MINEROS
"Je suis la riche Potosi, le trésor du monde, la reine des montagnes et la convoitise des rois" - Devise de la ville.
"En 1573, 28 ans seulement après que la ville ait surgit des hauts déserts andins, elle avait déjà la même population que Londres, et plus d'habitants que Séville, Madrid, Rome ou Paris. C'était une des villes les plus grandes et les plus riches du monde" (...) "Aux XVI e et XVIIe siècles, la riche colline de Potosi fut le centre de la vie coloniale américaine. Et en trois siècles elle avait anéanti huit millions de vies humaines" - Eduardo Galeano in Les Veines ouvertes de l'Amérique latine.

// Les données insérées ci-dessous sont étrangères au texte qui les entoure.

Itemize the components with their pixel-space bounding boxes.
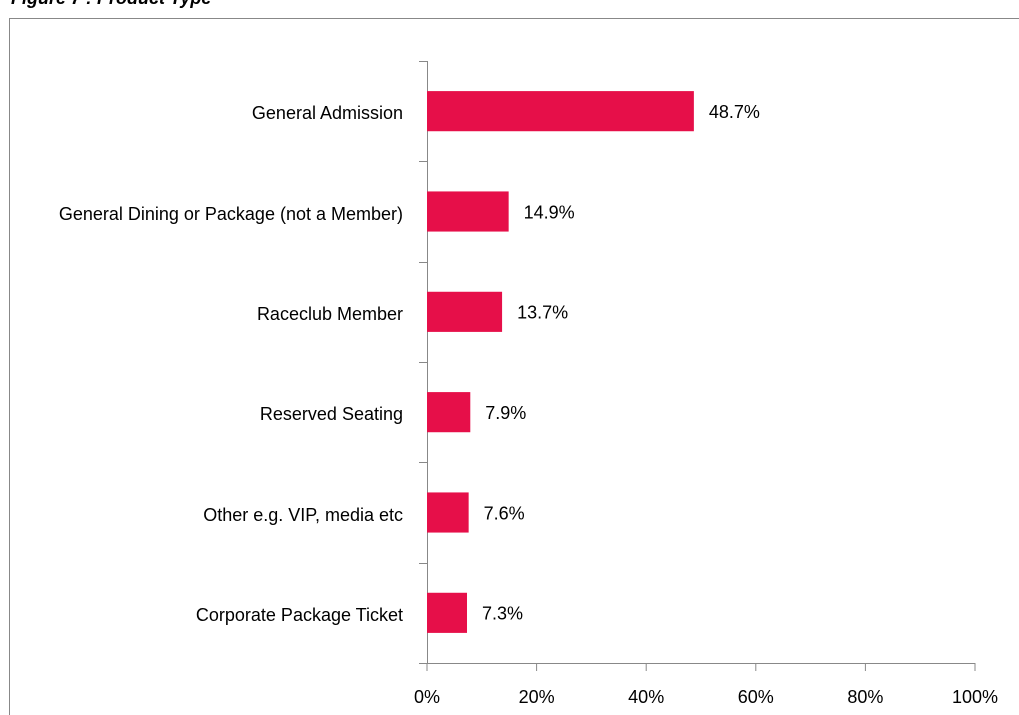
y-tick-label: General Dining or Package (not a Member) xyxy=(58,203,403,224)
value-label: 7.3% xyxy=(482,604,523,624)
y-tick-label: Corporate Package Ticket xyxy=(195,604,403,625)
value-label: 7.9% xyxy=(485,403,526,423)
x-tick-label: 100% xyxy=(952,687,998,707)
value-label: 48.7% xyxy=(709,102,760,122)
bar xyxy=(427,392,471,433)
value-label: 13.7% xyxy=(517,303,568,323)
bar xyxy=(427,492,469,533)
bar xyxy=(427,291,503,332)
y-tick-label: General Admission xyxy=(251,103,403,124)
bar xyxy=(427,592,468,633)
x-tick-label: 80% xyxy=(847,687,883,707)
x-tick-label: 0% xyxy=(414,687,440,707)
y-tick-label: Other e.g. VIP, media etc xyxy=(203,504,403,525)
y-tick-label: Raceclub Member xyxy=(256,303,403,324)
value-label: 7.6% xyxy=(484,503,525,523)
bar xyxy=(427,191,509,232)
value-label: 14.9% xyxy=(524,202,575,222)
x-tick-label: 20% xyxy=(519,687,555,707)
x-tick-label: 60% xyxy=(738,687,774,707)
bar xyxy=(427,91,694,132)
x-tick-label: 40% xyxy=(628,687,664,707)
chart-border xyxy=(9,18,1019,715)
y-tick-label: Reserved Seating xyxy=(259,404,403,425)
chart-title: Figure 7 : Product Type xyxy=(11,0,211,9)
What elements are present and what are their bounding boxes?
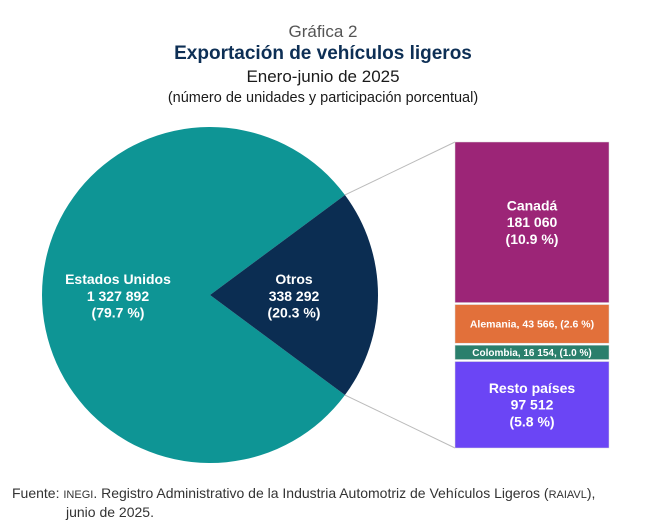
bar-segment-canad- [454, 141, 610, 303]
chart-units: (número de unidades y participación porc… [167, 90, 479, 106]
pie-label-otros: Otros 338 292 (20.3 %) [268, 271, 321, 321]
source-org: INEGI [63, 489, 94, 501]
source-prefix: Fuente: [12, 485, 64, 501]
pie-label-estados-unidos: Estados Unidos 1 327 892 (79.7 %) [65, 271, 171, 321]
bar-segment-resto-pa-ses [454, 361, 610, 449]
chart-period: Enero-junio de 2025 [246, 67, 400, 86]
chart-title: Exportación de vehículos ligeros [174, 43, 472, 64]
source-text: . Registro Administrativo de la Industri… [93, 485, 549, 501]
connector-line-bottom [344, 394, 456, 449]
bar-label-colombia: Colombia, 16 154, (1.0 %) [472, 348, 592, 359]
bar-segment-alemania [454, 304, 610, 344]
pie-slice-otros [210, 194, 378, 396]
pie-slice-estados-unidos [42, 126, 345, 463]
bar-label-resto-pa-ses: Resto países 97 512 (5.8 %) [489, 380, 576, 430]
source-abbr: RAIAVL [548, 489, 587, 501]
bar-label-canad-: Canadá 181 060 (10.9 %) [506, 197, 559, 247]
bar-label-alemania: Alemania, 43 566, (2.6 %) [470, 318, 594, 330]
source-suffix: ), [586, 485, 596, 501]
connector-line-top [344, 141, 456, 196]
bar-segment-colombia [454, 344, 610, 360]
chart-label: Gráfica 2 [288, 22, 358, 41]
source-date: junio de 2025. [66, 504, 154, 520]
source-note: Fuente: INEGI. Registro Administrativo d… [12, 485, 595, 521]
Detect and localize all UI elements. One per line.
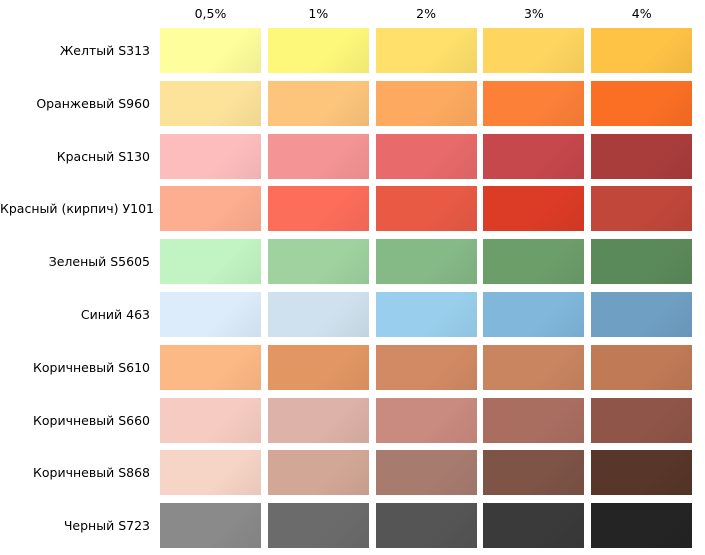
column-header: 0,5%: [194, 6, 227, 21]
column-header: 1%: [308, 6, 329, 21]
swatch: [160, 397, 261, 443]
row-label: Красный S130: [56, 148, 150, 164]
swatch: [483, 292, 585, 337]
swatch: [267, 450, 369, 496]
swatch: [267, 28, 369, 73]
swatch: [591, 239, 693, 285]
swatch: [160, 186, 261, 232]
swatch: [483, 397, 585, 443]
row-label: Оранжевый S960: [36, 95, 150, 111]
swatch: [483, 186, 585, 232]
swatch: [591, 450, 693, 496]
swatch: [483, 450, 585, 496]
swatch: [591, 344, 693, 390]
swatch: [267, 344, 369, 390]
swatch: [483, 344, 585, 390]
swatch: [375, 503, 477, 549]
swatch: [375, 292, 477, 337]
swatch: [483, 133, 585, 179]
swatch: [591, 80, 693, 126]
column-header: 4%: [631, 6, 652, 21]
swatch: [267, 292, 369, 337]
swatch: [160, 80, 261, 126]
swatch: [483, 503, 585, 549]
swatch: [591, 292, 693, 337]
swatch: [267, 80, 369, 126]
swatch: [267, 133, 369, 179]
swatch: [483, 80, 585, 126]
row-label: Коричневый S660: [33, 412, 150, 428]
swatch: [267, 397, 369, 443]
swatch: [483, 28, 585, 73]
swatch: [160, 450, 261, 496]
swatch: [591, 397, 693, 443]
column-header: 3%: [523, 6, 544, 21]
row-label: Зеленый S5605: [48, 254, 150, 270]
swatch: [375, 28, 477, 73]
swatch: [267, 186, 369, 232]
swatch: [160, 344, 261, 390]
row-label: Желтый S313: [59, 43, 150, 58]
row-label: Красный (кирпич) У101: [0, 201, 154, 217]
row-label: Синий 463: [80, 307, 150, 322]
swatch: [160, 503, 261, 549]
swatch: [375, 397, 477, 443]
swatch: [160, 133, 261, 179]
swatch: [267, 503, 369, 549]
swatch: [267, 239, 369, 285]
row-label: Коричневый S610: [33, 359, 150, 375]
swatch: [591, 133, 693, 179]
swatch: [160, 28, 261, 73]
swatch: [375, 133, 477, 179]
swatch: [591, 28, 693, 73]
swatch: [375, 344, 477, 390]
swatch: [375, 239, 477, 285]
swatch: [591, 186, 693, 232]
swatch: [591, 503, 693, 549]
swatch: [160, 292, 261, 337]
swatch: [483, 239, 585, 285]
swatch: [375, 450, 477, 496]
column-header: 2%: [416, 6, 437, 21]
swatch: [160, 239, 261, 285]
row-label: Коричневый S868: [33, 465, 150, 481]
swatch: [375, 80, 477, 126]
row-label: Черный S723: [63, 518, 150, 534]
swatch: [375, 186, 477, 232]
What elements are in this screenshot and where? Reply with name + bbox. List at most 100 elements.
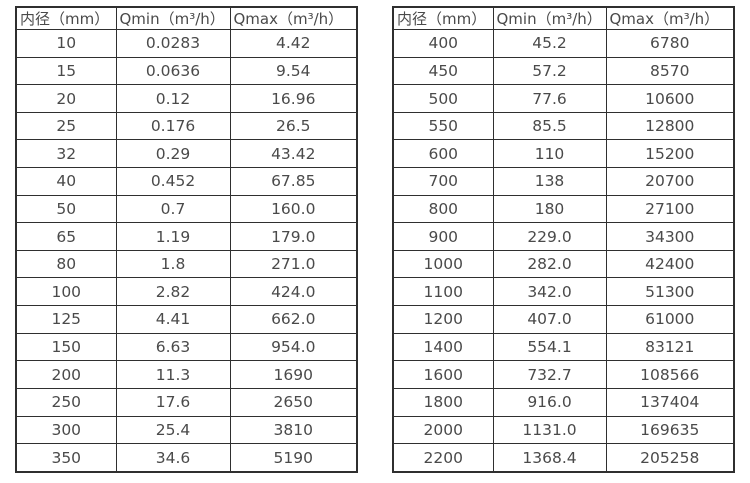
table-cell: 732.7 — [492, 360, 607, 389]
table-row: 600 110 15200 — [392, 139, 735, 169]
table-row: 1000 282.0 42400 — [392, 249, 735, 279]
table-row: 300 25.4 3810 — [15, 415, 358, 445]
table-cell: 1.19 — [115, 222, 231, 251]
col-header-qmin: Qmin（m³/h） — [492, 6, 607, 30]
table-row: 500 77.6 10600 — [392, 84, 735, 113]
table-cell: 15 — [15, 56, 117, 86]
table-cell: 138 — [492, 167, 607, 196]
table-cell: 42400 — [605, 249, 735, 279]
table-cell: 25.4 — [115, 415, 231, 445]
table-cell: 34300 — [605, 222, 735, 251]
table-cell: 554.1 — [492, 332, 607, 362]
table-cell: 229.0 — [492, 222, 607, 251]
table-cell: 17.6 — [115, 387, 231, 417]
table-cell: 1000 — [392, 249, 494, 279]
table-cell: 32 — [15, 139, 117, 169]
table-cell: 1100 — [392, 277, 494, 307]
table-cell: 4.41 — [115, 305, 231, 334]
table-cell: 700 — [392, 167, 494, 196]
table-cell: 400 — [392, 29, 494, 58]
table-cell: 0.7 — [115, 194, 231, 224]
table-cell: 2.82 — [115, 277, 231, 307]
table-row: 50 0.7 160.0 — [15, 194, 358, 224]
table-row: 20 0.12 16.96 — [15, 84, 358, 113]
table-cell: 150 — [15, 332, 117, 362]
table-cell: 1368.4 — [492, 443, 607, 473]
table-row: 800 180 27100 — [392, 194, 735, 224]
table-cell: 424.0 — [229, 277, 358, 307]
table-row: 350 34.6 5190 — [15, 443, 358, 473]
col-header-qmax: Qmax（m³/h） — [229, 6, 358, 30]
table-row: 40 0.452 67.85 — [15, 167, 358, 196]
page: 内径（mm） Qmin（m³/h） Qmax（m³/h） 10 0.0283 4.4… — [15, 6, 735, 473]
flow-spec-table-large-diameters: 内径（mm） Qmin（m³/h） Qmax（m³/h） 400 45.2 6780… — [392, 6, 735, 473]
table-cell: 2650 — [229, 387, 358, 417]
table-cell: 300 — [15, 415, 117, 445]
table-cell: 179.0 — [229, 222, 358, 251]
table-row: 550 85.5 12800 — [392, 111, 735, 141]
table-cell: 342.0 — [492, 277, 607, 307]
table-cell: 26.5 — [229, 111, 358, 141]
table-row: 250 17.6 2650 — [15, 387, 358, 417]
table-row: 2200 1368.4 205258 — [392, 443, 735, 473]
table-cell: 20 — [15, 84, 117, 113]
table-cell: 271.0 — [229, 249, 358, 279]
table-cell: 0.452 — [115, 167, 231, 196]
table-cell: 20700 — [605, 167, 735, 196]
table-cell: 1600 — [392, 360, 494, 389]
table-cell: 16.96 — [229, 84, 358, 113]
table-cell: 2200 — [392, 443, 494, 473]
table-cell: 4.42 — [229, 29, 358, 58]
table-cell: 180 — [492, 194, 607, 224]
table-cell: 100 — [15, 277, 117, 307]
table-cell: 0.0636 — [115, 56, 231, 86]
table-cell: 15200 — [605, 139, 735, 169]
col-header-diameter: 内径（mm） — [392, 6, 494, 30]
table-cell: 0.0283 — [115, 29, 231, 58]
table-cell: 67.85 — [229, 167, 358, 196]
table-header: 内径（mm） Qmin（m³/h） Qmax（m³/h） — [392, 6, 735, 30]
table-cell: 10600 — [605, 84, 735, 113]
table-row: 400 45.2 6780 — [392, 29, 735, 58]
table-cell: 8570 — [605, 56, 735, 86]
table-row: 700 138 20700 — [392, 167, 735, 196]
table-row: 1400 554.1 83121 — [392, 332, 735, 362]
table-cell: 61000 — [605, 305, 735, 334]
table-header: 内径（mm） Qmin（m³/h） Qmax（m³/h） — [15, 6, 358, 30]
table-row: 10 0.0283 4.42 — [15, 29, 358, 58]
table-row: 1600 732.7 108566 — [392, 360, 735, 389]
table-row: 15 0.0636 9.54 — [15, 56, 358, 86]
table-cell: 6.63 — [115, 332, 231, 362]
table-cell: 27100 — [605, 194, 735, 224]
table-cell: 45.2 — [492, 29, 607, 58]
table-cell: 110 — [492, 139, 607, 169]
table-cell: 662.0 — [229, 305, 358, 334]
table-cell: 137404 — [605, 387, 735, 417]
table-cell: 65 — [15, 222, 117, 251]
table-cell: 125 — [15, 305, 117, 334]
table-cell: 85.5 — [492, 111, 607, 141]
table-cell: 250 — [15, 387, 117, 417]
table-body: 10 0.0283 4.42 15 0.0636 9.54 20 0.12 16.96 25 0.1… — [15, 29, 358, 473]
table-cell: 40 — [15, 167, 117, 196]
table-cell: 43.42 — [229, 139, 358, 169]
col-header-qmax: Qmax（m³/h） — [605, 6, 735, 30]
table-row: 65 1.19 179.0 — [15, 222, 358, 251]
table-cell: 1.8 — [115, 249, 231, 279]
table-cell: 3810 — [229, 415, 358, 445]
table-cell: 205258 — [605, 443, 735, 473]
table-cell: 108566 — [605, 360, 735, 389]
table-cell: 350 — [15, 443, 117, 473]
table-cell: 200 — [15, 360, 117, 389]
flow-spec-table-small-diameters: 内径（mm） Qmin（m³/h） Qmax（m³/h） 10 0.0283 4.4… — [15, 6, 358, 473]
col-header-qmin: Qmin（m³/h） — [115, 6, 231, 30]
table-row: 150 6.63 954.0 — [15, 332, 358, 362]
table-cell: 11.3 — [115, 360, 231, 389]
table-cell: 6780 — [605, 29, 735, 58]
table-cell: 80 — [15, 249, 117, 279]
table-cell: 450 — [392, 56, 494, 86]
table-cell: 0.29 — [115, 139, 231, 169]
table-cell: 160.0 — [229, 194, 358, 224]
table-cell: 0.12 — [115, 84, 231, 113]
table-cell: 5190 — [229, 443, 358, 473]
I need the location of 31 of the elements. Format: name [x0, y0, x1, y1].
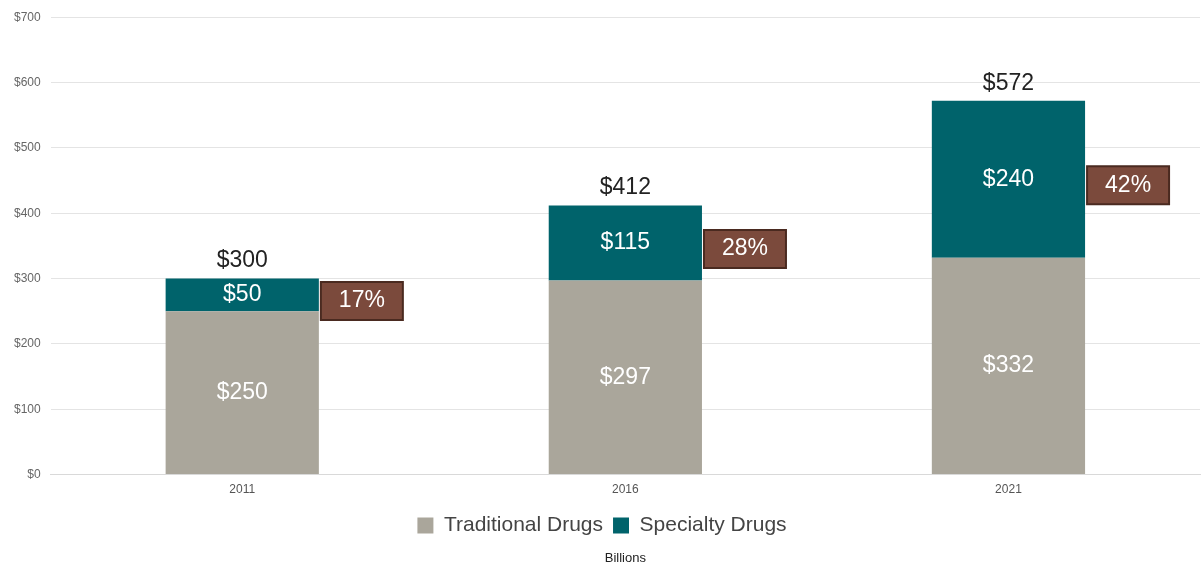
bar — [548, 205, 702, 281]
x-axis-title: Billions — [604, 550, 647, 566]
y-tick-label: $100 — [13, 401, 42, 416]
annotation: 42% — [1105, 170, 1152, 197]
data-label: $332 — [982, 351, 1035, 378]
bar — [165, 311, 319, 475]
y-tick-label: $700 — [13, 9, 42, 24]
data-label: $250 — [216, 378, 268, 405]
bar — [931, 100, 1086, 258]
y-tick-label: $0 — [27, 466, 42, 481]
data-label: $115 — [600, 228, 651, 255]
y-tick-label: $300 — [13, 270, 42, 285]
annotation: 28% — [721, 234, 768, 261]
bar — [548, 280, 702, 475]
data-label: $240 — [982, 164, 1035, 191]
x-tick-label: 2011 — [229, 482, 256, 497]
data-label: $297 — [599, 362, 651, 389]
y-tick-label: $600 — [13, 74, 42, 89]
y-tick-label: $400 — [13, 205, 42, 220]
x-tick-label: 2021 — [995, 482, 1023, 497]
total-label: $300 — [216, 246, 268, 273]
data-label: $50 — [223, 280, 262, 307]
total-label: $572 — [982, 68, 1035, 95]
legend-label: Specialty Drugs — [639, 512, 787, 536]
legend-label: Traditional Drugs — [443, 512, 604, 536]
y-tick-label: $500 — [13, 140, 42, 155]
x-tick-label: 2016 — [612, 482, 640, 497]
y-tick-label: $200 — [13, 336, 42, 351]
total-label: $412 — [599, 173, 651, 200]
annotation: 17% — [338, 286, 385, 313]
bar — [931, 257, 1086, 475]
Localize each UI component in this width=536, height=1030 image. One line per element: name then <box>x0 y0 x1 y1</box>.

Lorsque je suis arrivé pour la première fois à Potosi, Bolivie, j’ai été choqué de ne pas en connaître l’histoire, pourtant tellement liée à la notre, en Europe. Potosi et sa montagne d’argent qui a rempli pendant des siècles les caisses des Etats européens, mais qui a anéanti aussi. Celle qui fut la plus grande mine d’argent du monde a englouti des millions d’hommes, femmes et enfants entre les éboulements, la silicose et l’exploitation impitoyable des Indiens Quechua, Aymara et des esclaves noirs qui extrayaient le précieux minerai dans des conditions effroyables, à près de 4500 mètres d’altitude. Outre les travaux forcés, ces derniers subirent le rude climat de ce pays accrochée à la Cordillère Orientale des Andes. Devant l’hécatombe, les colons espagnols les envoyèrent au nord de la Bolivie, dans les Yungas, région humide et chaude aux collines verdoyantes, pour y cultiver la coca, si utile à ceux restés sur place. Mieux acclimatés, les Indigènes furent réquisitionnés pour l’oeuvre destructrice des Conquistadores. Les mineurs connaissent tous cette histoire, celles de leurs pères, de leurs ancêtres. Ils la portent en eux, cette tragédie qui les rend fiers et déterminés.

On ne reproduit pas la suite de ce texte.